@ilaydaakitap
|
Karanlık havada kış vakti gibiydi kalbim . Baharı ve güneşi bekleyen insanlar kadar umutlu kışı geçirip geçirmeyeceğine emin olamayan sokak hayvanları kadar da umutsuzdu her zerrem . dışarıyı izleyebilmek için cam önüne konumlandırdığım yatakta sırtımı yatak başına dayamış bacaklarımı kendime doğru çekmiş ve üşüdüğü halde yorgan altında durmayan ayaklarıma ellerimi dolamıştım .
Kapanan gözlerimle tam uykuya dalarken dıyduğum kapı gıcırdaması ile kalbim her zamanki gibi tekrar sıkıştı . yine her akşam yaptığı gibi uyuduğumuzu düşündüğü an odasından sessizce çıkar salonun koltuğuna oturur ve tüm gece onu beklerdi . Benim kadar beklemedi belki ama o da beklerdi . Aralardı hafif camı yakardı sıgarasını aklında fikrinde her bir hücresi ile onunla geçirdiği anıları hatırlar ve onu beklerdi . Benim kadar anı biriktirmedi belki ama o da anı biriktirdi . benim ona olan aşkım kadar değildi belki onun ona olan aşkı ama o da aşıktı .
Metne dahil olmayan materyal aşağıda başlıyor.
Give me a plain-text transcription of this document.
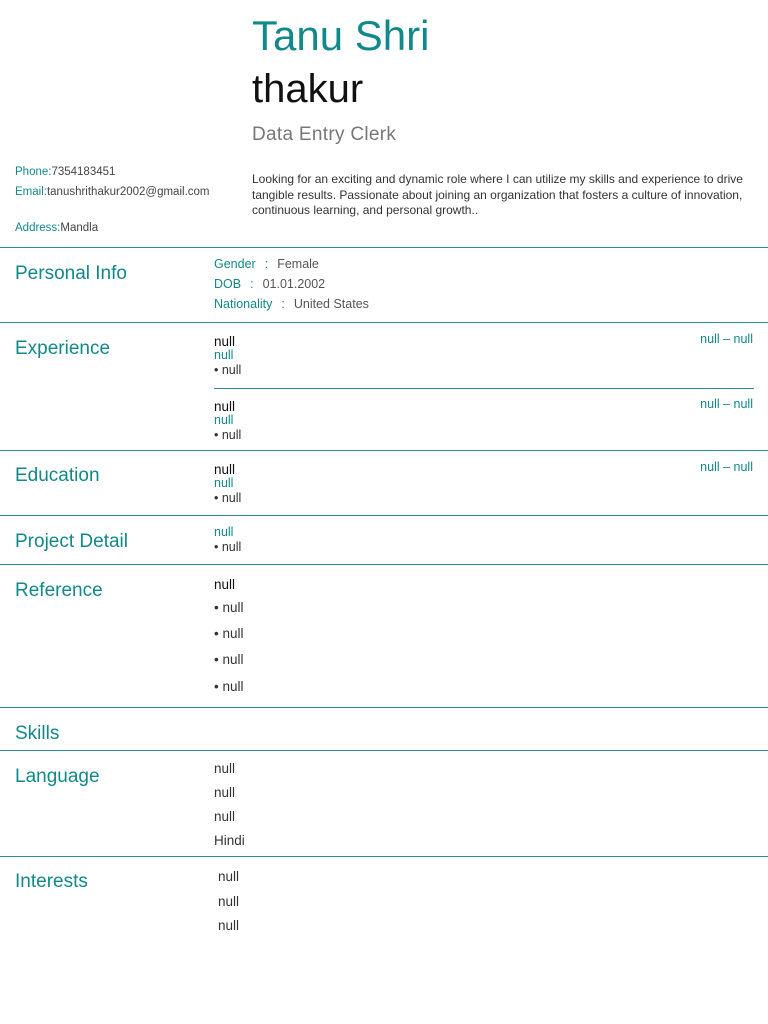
Tanu Shri
thakur
Data Entry Clerk
Phone:7354183451
Email:tanushrithakur2002@gmail.com
Address:Mandla
Looking for an exciting and dynamic role where I can utilize my skills and experience to drive tangible results. Passionate about joining an organization that fosters a culture of innovation, continuous learning, and personal growth..
Personal Info	Gender : Female
DOB : 01.01.2002
Nationality : United States
Experience	null
null
• null
null – null
null
null
• null
null – null
Education	null
null
• null
null – null
Project Detail	null
• null
Reference	null
• null
• null
• null
• null
Skills
Language	null
null
null
Hindi
Interests	null
null
null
Burnuma dolan sigarayla her gece olduğu gibi yavaş yavaş kapandı zihnim ama kalbim uykudayken bile hatırlattı rüyalarıma onsuz olmaz dedi ,onsuz olmaz .mutfaktan helen tabak sesleri ile açtım gözümü gri sabaha . kapımın ani açılması ile masal daldı odama
"melek hasan kahvaltı hazırladı acil kalkman lazım bu gün erken işe gidecektin "
konuşurken yanıma sokulup sarılması ile kocaman sarılıp öptüm onu
"tamam canım giyinip geliyorum hemen "
biz dört aynı kanı taşımayan ama aynı kanı taşısak bile bu kadar sahiplenemeyeceğimiz insanız . kimsesi olmayan ama ama birbirimize yeten dört insan .
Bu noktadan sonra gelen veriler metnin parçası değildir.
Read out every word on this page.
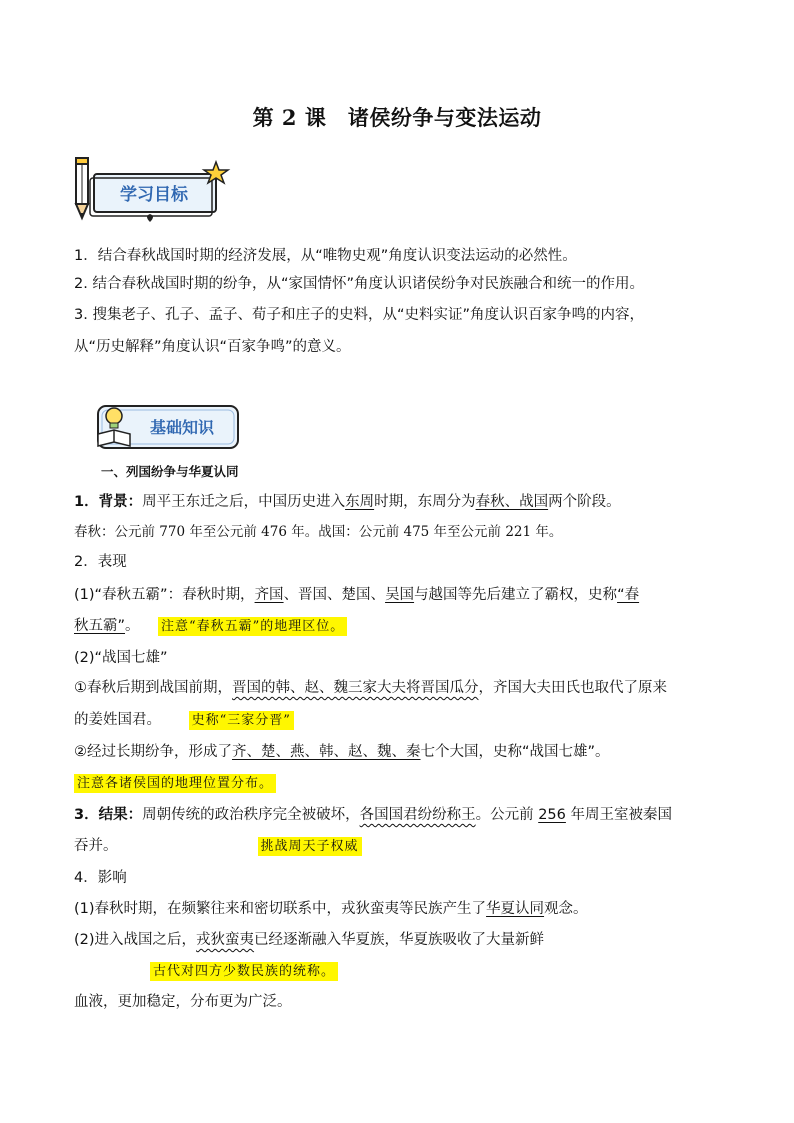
第 2 课　诸侯纷争与变法运动
学习目标
1．结合春秋战国时期的经济发展，从“唯物史观”角度认识变法运动的必然性。
2. 结合春秋战国时期的纷争，从“家国情怀”角度认识诸侯纷争对民族融合和统一的作用。
3. 搜集老子、孔子、孟子、荀子和庄子的史料，从“史料实证”角度认识百家争鸣的内容，
从“历史解释”角度认识“百家争鸣”的意义。
基础知识
一、列国纷争与华夏认同
1．背景：周平王东迁之后，中国历史进入东周时期，东周分为春秋、战国两个阶段。
春秋：公元前 770 年至公元前 476 年。战国：公元前 475 年至公元前 221 年。
2．表现
(1)“春秋五霸”：春秋时期，齐国、晋国、楚国、吴国与越国等先后建立了霸权，史称“春
秋五霸”。 注意“春秋五霸”的地理区位。
(2)“战国七雄”
①春秋后期到战国前期，晋国的韩、赵、魏三家大夫将晋国瓜分，齐国大夫田氏也取代了原来
的姜姓国君。 史称“三家分晋”
②经过长期纷争，形成了齐、楚、燕、韩、赵、魏、秦七个大国，史称“战国七雄”。
注意各诸侯国的地理位置分布。
3．结果：周朝传统的政治秩序完全被破坏，各国国君纷纷称王。公元前 256 年周王室被秦国
吞并。	挑战周天子权威
4．影响
(1)春秋时期，在频繁往来和密切联系中，戎狄蛮夷等民族产生了华夏认同观念。
(2)进入战国之后，戎狄蛮夷已经逐渐融入华夏族，华夏族吸收了大量新鲜
古代对四方少数民族的统称。
血液，更加稳定，分布更为广泛。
ben , masal , hasan ve önder bir yetimhanede açtık gözlerimizi birbirimizden başka kimsemiz olmadı pek bir hayat hikayemiz yok 18 yaşına gelince hepimiz bir ev tuttuk ve birlikte yaşıyoruz . Hepimiz okuyup birer meslek sahibi olduk .masal etrafta dolaşan bıcır bıcır bir yazar . Odası ve salonumuz kağıtlarla ve notlarla dolu saolsun . Hasan ise aşçı eli lezzetli bizi ve birçok insanı mest oldurtan tarifleriyle işine aşık bir adam .
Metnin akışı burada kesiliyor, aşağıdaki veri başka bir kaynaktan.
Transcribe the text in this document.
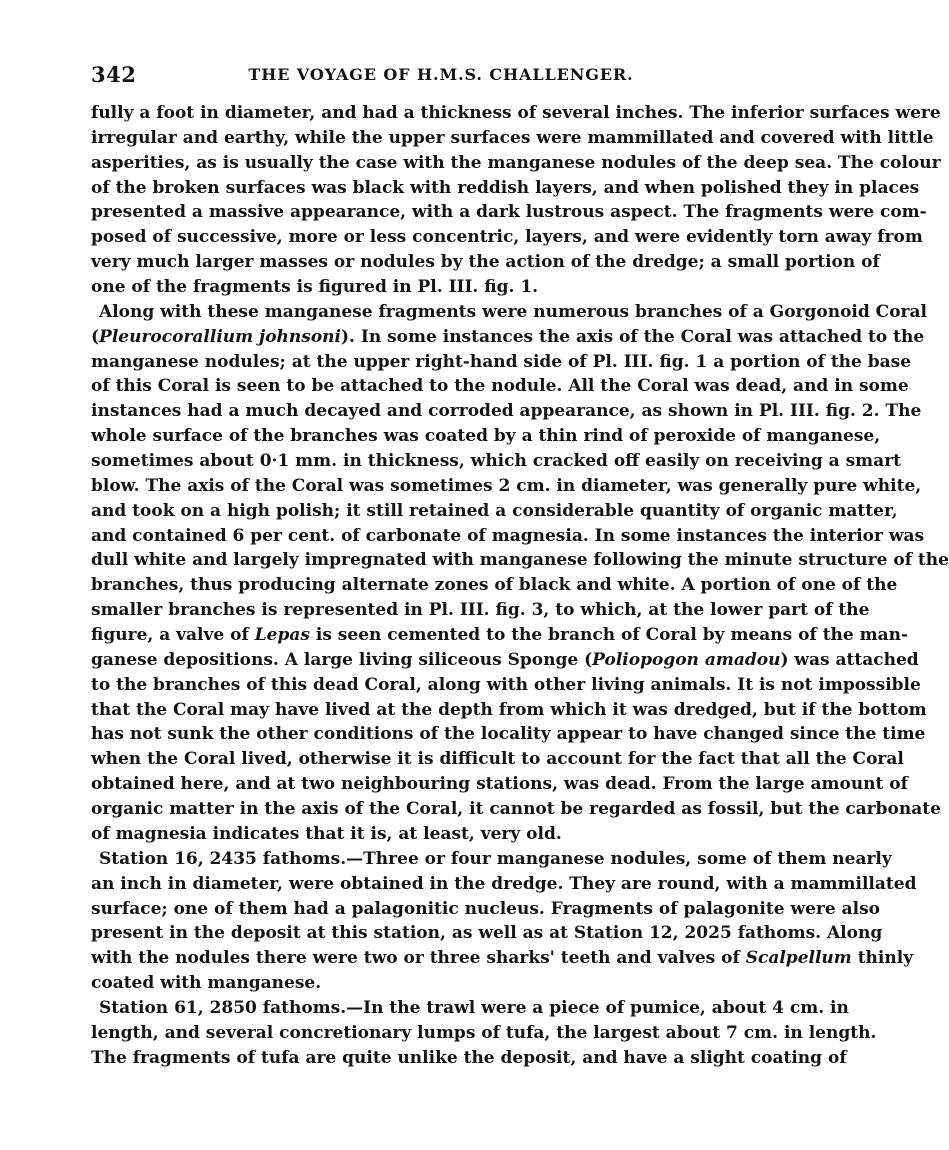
342	THE VOYAGE OF H.M.S. CHALLENGER.
fully a foot in diameter, and had a thickness of several inches. The inferior surfaces were
irregular and earthy, while the upper surfaces were mammillated and covered with little
asperities, as is usually the case with the manganese nodules of the deep sea. The colour
of the broken surfaces was black with reddish layers, and when polished they in places
presented a massive appearance, with a dark lustrous aspect. The fragments were com-
posed of successive, more or less concentric, layers, and were evidently torn away from
very much larger masses or nodules by the action of the dredge; a small portion of
one of the fragments is figured in Pl. III. fig. 1.
Along with these manganese fragments were numerous branches of a Gorgonoid Coral
(Pleurocorallium johnsoni). In some instances the axis of the Coral was attached to the
manganese nodules; at the upper right-hand side of Pl. III. fig. 1 a portion of the base
of this Coral is seen to be attached to the nodule. All the Coral was dead, and in some
instances had a much decayed and corroded appearance, as shown in Pl. III. fig. 2. The
whole surface of the branches was coated by a thin rind of peroxide of manganese,
sometimes about 0·1 mm. in thickness, which cracked off easily on receiving a smart
blow. The axis of the Coral was sometimes 2 cm. in diameter, was generally pure white,
and took on a high polish; it still retained a considerable quantity of organic matter,
and contained 6 per cent. of carbonate of magnesia. In some instances the interior was
dull white and largely impregnated with manganese following the minute structure of the
branches, thus producing alternate zones of black and white. A portion of one of the
smaller branches is represented in Pl. III. fig. 3, to which, at the lower part of the
figure, a valve of Lepas is seen cemented to the branch of Coral by means of the man-
ganese depositions. A large living siliceous Sponge (Poliopogon amadou) was attached
to the branches of this dead Coral, along with other living animals. It is not impossible
that the Coral may have lived at the depth from which it was dredged, but if the bottom
has not sunk the other conditions of the locality appear to have changed since the time
when the Coral lived, otherwise it is difficult to account for the fact that all the Coral
obtained here, and at two neighbouring stations, was dead. From the large amount of
organic matter in the axis of the Coral, it cannot be regarded as fossil, but the carbonate
of magnesia indicates that it is, at least, very old.
Station 16, 2435 fathoms.—Three or four manganese nodules, some of them nearly
an inch in diameter, were obtained in the dredge. They are round, with a mammillated
surface; one of them had a palagonitic nucleus. Fragments of palagonite were also
present in the deposit at this station, as well as at Station 12, 2025 fathoms. Along
with the nodules there were two or three sharks' teeth and valves of Scalpellum thinly
coated with manganese.
Station 61, 2850 fathoms.—In the trawl were a piece of pumice, about 4 cm. in
length, and several concretionary lumps of tufa, the largest about 7 cm. in length.
The fragments of tufa are quite unlike the deposit, and have a slight coating of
gözlerim masamın üzerindeki fotoğraf makinasına kaydı . ben gazeteciyim yani çaylak bir gazeteci . birçok olayın içinde ve nerde tehlike var ordaydım açıkcası ama iyi ki önder var çünkü önder de bir polis . Beni hangi olaylardan kurtardı bir bilseniz .
yataktan kalktım ve gece geç saate kadar yatmamamın gerçeği ile yüzleştim . Elime aldığım kapatıcı ile biraz oyalandıktan sonra bir pantalon ve kazak geçirip çıktım odadan . mutfağa girer girmez gözlerime benzer gözlere baktım . onun gözleri başka kadın için bu halde iken benim gözlerimin hesabını yine kendim ödiyecektim belli ki . Bana bakan gözlerindeki duyguları gizlemiyordu , bence o da farkındaydı herşeyi .
Diğer günlerime benzer geçiceğini sandığım bir güne yine hasanın bize hazırladığı kahvaltı ile başladım . Ama bana sorsalardı bu anı ölene kadar tutmak ilerlememsini sağlamak isterdim .hiç almayan miğdemle kahvaltı yapmak zorındaydım . Zaten ağız tadı mı var bende ? üzerimde hissettiğim gözlerle kafamı kaldırdığımda önderle göz göze geldim . çok fazla sigara tüketen biriydi fakat benim ve masalın yanında asla tüketmezdi .
" kahvaltını doğru düzgün yap seni işe ben bırakacağım "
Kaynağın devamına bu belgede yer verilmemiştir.